Later in October, the ACB continued to make arrests. Chazika Munthali, the principal accountant in the Office of President and Cabinet, was charged with approving three vouchers totaling MK 1 billion (~US$2.3 million) to International Procurement Services, a company belonging to one Osward Lutepo, a senior official in the ruling People's Party and Deputy Director of Recruitment and Sensitisation, who eventually became the prime Cashgate suspect. The high-profile arrests continued through October and November, with two other suspects arrested over payments received despite no services provided. By November, more than 50 people had been arrested in connection with the scandal, and on 8 November, the former Justice Minister Ralph Kasambara was arrested for allegedly masterminding the shooting of Paul Mphwiyo. Kasambara would be rearrested on 27 January 2014, for money laundering charges, which he has denied.

It was Ivy Kamanga who sent the first former senior official to jail in 2014. Treza Senzani who had been a tourism civil servant had pleaded guilty and she was sentenced to three year with hard labour.

== Baker Tilly Forensic Audits ==
British accounting firm Baker Tilly was enlisted by the UK's Department of International Development (DFID) to conduct a forensic audit of possible corruption during the period of September to April 2013. It issued two reports of the audit: the first, made public in February 2014, traced approximately $32 million (USD) of stolen funds to 16 Malawian companies, though it did not provide specific transactions or names; the second, delivered confidentially to the Government of Malawi, detailed names of companies and individuals involved in dozens of illegal transactions.

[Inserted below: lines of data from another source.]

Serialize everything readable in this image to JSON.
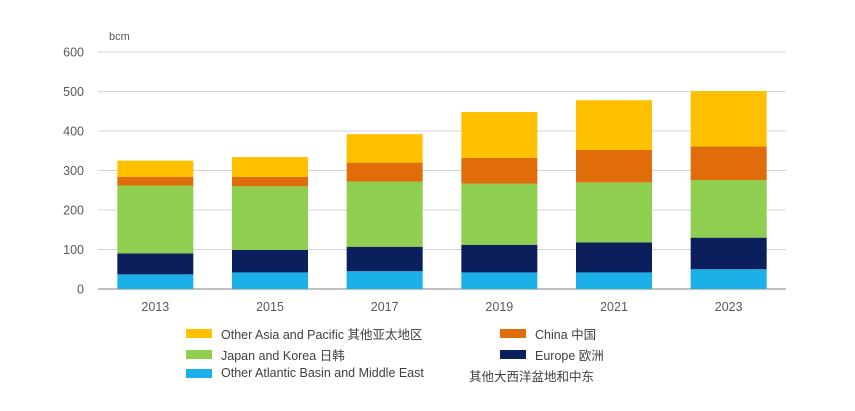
{
  "chart_data": {
    "type": "bar",
    "stacked": true,
    "unit_label": "bcm",
    "categories": [
      "2013",
      "2015",
      "2017",
      "2019",
      "2021",
      "2023"
    ],
    "ylim": [
      0,
      600
    ],
    "yticks": [
      0,
      100,
      200,
      300,
      400,
      500,
      600
    ],
    "grid": true,
    "legend_position": "bottom",
    "series": [
      {
        "name": "Other Atlantic Basin and Middle East 其他大西洋盆地和中东",
        "color": "#1cb0e8",
        "values": [
          37,
          42,
          45,
          42,
          42,
          50
        ]
      },
      {
        "name": "Europe 欧洲",
        "color": "#0b1f5c",
        "values": [
          53,
          57,
          62,
          70,
          76,
          80
        ]
      },
      {
        "name": "Japan and Korea 日韩",
        "color": "#8fce4f",
        "values": [
          172,
          161,
          165,
          155,
          152,
          146
        ]
      },
      {
        "name": "China 中国",
        "color": "#e06c0a",
        "values": [
          22,
          24,
          48,
          65,
          82,
          85
        ]
      },
      {
        "name": "Other Asia and Pacific 其他亚太地区",
        "color": "#ffc000",
        "values": [
          41,
          50,
          72,
          116,
          126,
          140
        ]
      }
    ]
  },
  "legend": {
    "items": [
      {
        "text": "Other Asia and Pacific 其他亚太地区",
        "color": "#ffc000"
      },
      {
        "text": "China 中国",
        "color": "#e06c0a"
      },
      {
        "text": "Japan and Korea 日韩",
        "color": "#8fce4f"
      },
      {
        "text": "Europe 欧洲",
        "color": "#0b1f5c"
      },
      {
        "text": "Other Atlantic Basin and Middle East",
        "color": "#1cb0e8"
      },
      {
        "text": "其他大西洋盆地和中东",
        "color": ""
      }
    ]
  }
}
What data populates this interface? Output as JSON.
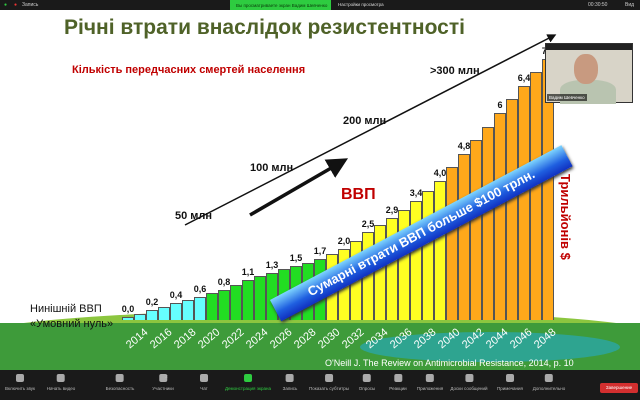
{
  "topbar": {
    "record_label": "Запись",
    "viewing_banner": "Вы просматриваете экран Вадим Шевченко",
    "view_options": "Настройки просмотра",
    "timer": "00:30:50",
    "view_label": "Вид"
  },
  "slide": {
    "title": "Річні втрати внаслідок резистентності",
    "subtitle": "Кількість передчасних смертей населення",
    "arrow_labels": [
      "50 млн",
      "100 млн",
      "200 млн",
      ">300 млн"
    ],
    "gdp_label": "ВВП",
    "unit_label": "Трильйонів $",
    "banner": "Сумарні втрати ВВП больше $100 трлн.",
    "current_gdp": "Нинішній ВВП",
    "conditional_zero": "«Умовний нуль»",
    "citation": "O'Neill J. The Review on Antimicrobial Resistance, 2014, p. 10"
  },
  "chart_data": {
    "type": "bar",
    "years": [
      "2014",
      "2016",
      "2018",
      "2020",
      "2022",
      "2024",
      "2026",
      "2028",
      "2030",
      "2032",
      "2034",
      "2036",
      "2038",
      "2040",
      "2042",
      "2044",
      "2046",
      "2048"
    ],
    "values": [
      0.0,
      0.1,
      0.2,
      0.3,
      0.4,
      0.5,
      0.6,
      0.7,
      0.8,
      0.95,
      1.1,
      1.2,
      1.3,
      1.4,
      1.5,
      1.6,
      1.7,
      1.85,
      2.0,
      2.25,
      2.5,
      2.7,
      2.9,
      3.15,
      3.4,
      3.7,
      4.0,
      4.4,
      4.8,
      5.2,
      5.6,
      6.0,
      6.4,
      6.8,
      7.2,
      7.6
    ],
    "data_labels": [
      "0,0",
      "0,2",
      "0,4",
      "0,6",
      "0,8",
      "1,1",
      "1,3",
      "1,5",
      "1,7",
      "2,0",
      "2,5",
      "2,9",
      "3,4",
      "4,0",
      "4,8",
      "6",
      "6,4",
      "7,2"
    ],
    "colors": {
      "cyan": "#66ffff",
      "green": "#22dd22",
      "yellow": "#ffff22",
      "orange": "#ffa81a"
    }
  },
  "video": {
    "name": "Вадим Шевченко"
  },
  "toolbar": {
    "items": [
      "Включить звук",
      "Начать видео",
      "Безопасность",
      "Участники",
      "Чат",
      "Демонстрация экрана",
      "Запись",
      "Показать субтитры",
      "Опросы",
      "Реакции",
      "Приложения",
      "Доски сообщений",
      "Примечания",
      "Дополнительно"
    ],
    "participants_count": "2",
    "end_label": "Завершение"
  }
}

The February 2014 Baker Tilly report found that a total of MK 13,671,396,751 (Malawian Kwacha) was misappropriated during the six-month period of 2013: More than MK 6 billion (45%) in Cashgate transactions; nearly MK 4 billion (29%) in payments with no supporting documents; and MK 3.6 billion (26%) in inflated procurement prices. The report concludes:"Overall, we have identified funding misappropriation and theft of GoM [Government of Malawi] funds. We have seen funds transferred between unrelated companies, individuals withdrawing funds from unconnected organizations and inflated prices paid to companies with limited or no trading history and very large cash withdrawals. We do not believe the receivers of these funds are therefore the ultimate beneficiary in all cases. However, in our opinion further specific detailed work is needed to support the Malawi Law Enforcement Agencies in investigating these matters across international jurisdictions. In this regard we encourage the international donors to continue to support oversight and thus to support ongoing investigations in order to ensure convictions and, if possible, reparations." Later in 2014, the British government provided the Auditor General of the Government of Malawi and the Malawi Law Enforcement Agencies with a second report that summarized 53 Cashgate case files. The total financial loss from Cashgate was found to be slightly higher than previously estimated (up to MK 15.5 billion). This report also detailed civil servants, companies, banks, Ministries and other individuals and organizations involved in illicit Cashgate transactions.

The second report demonstrated that Osward Lutepo – who was linked to several businesses implicated in Cashgate – was the primary beneficiary of the scandal, along with a number of other businessmen. Former commander of the Malawi Defence Forces, General Henry Odillo, was also mentioned. Neither President Peter Mutharika nor former President Joyce Banda were cited in this report as linked to Cashgate.